A proporre questa soluzione è stata nei mesi scorsi l’amministrazione comunale di Castellanza che ha messo attorno ad un tavolo la direzione di Esselunga, di Castelli, i sindacati e Ascom, insieme ai rappresentanti sindacali selle due realtà occupazionali. Le trattative devono ancora concludersi. Ma nell’incontro che si è svolto questa mattina Esselunga ha espresso la sua disponibilità ad esaminare questa proposta e così i profili occupazionali dei futuri e possibili dipendenti. Se l’accordo sarà raggiunto, la ricollocazione sarà presente come clausola nella convezione che amministrazione comunale e Esselunga dovranno firmare nei prossimi mesi.
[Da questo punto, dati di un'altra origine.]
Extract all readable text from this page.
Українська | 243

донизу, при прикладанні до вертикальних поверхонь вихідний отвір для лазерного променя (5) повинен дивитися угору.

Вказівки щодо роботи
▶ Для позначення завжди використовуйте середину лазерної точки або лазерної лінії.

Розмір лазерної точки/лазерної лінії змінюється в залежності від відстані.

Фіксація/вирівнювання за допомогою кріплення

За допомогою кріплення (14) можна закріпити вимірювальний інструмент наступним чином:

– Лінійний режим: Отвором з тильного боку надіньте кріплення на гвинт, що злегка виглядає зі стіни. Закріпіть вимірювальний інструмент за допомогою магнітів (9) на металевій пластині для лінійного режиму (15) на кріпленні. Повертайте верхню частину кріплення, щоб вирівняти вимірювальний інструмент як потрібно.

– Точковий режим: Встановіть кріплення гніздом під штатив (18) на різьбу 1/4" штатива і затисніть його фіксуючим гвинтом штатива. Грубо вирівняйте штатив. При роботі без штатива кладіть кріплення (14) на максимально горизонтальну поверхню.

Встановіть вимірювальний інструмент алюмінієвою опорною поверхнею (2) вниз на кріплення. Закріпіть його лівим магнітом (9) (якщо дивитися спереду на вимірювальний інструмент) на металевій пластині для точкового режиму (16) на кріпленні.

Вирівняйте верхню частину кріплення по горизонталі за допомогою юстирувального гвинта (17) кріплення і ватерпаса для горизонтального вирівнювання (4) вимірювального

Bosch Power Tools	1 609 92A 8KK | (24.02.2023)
«Dell’incontro ci riteniamo molto soddisfatti, il nostro obiettivo è di lavorare affinché fra un anno nessuno rimanga a casa, per questo da una parte si discute con Esselunga, dall’altra con la Castelli affinché acceda ai fondi per la riqualificazione professionale. Per adesso possiamo dire che i tempi per lavorare ci sono e che i primi esiti degli incontri sembrano positivi» ha commentato Lauro Pregnolato, segretario provinciale della Filcams Cgil.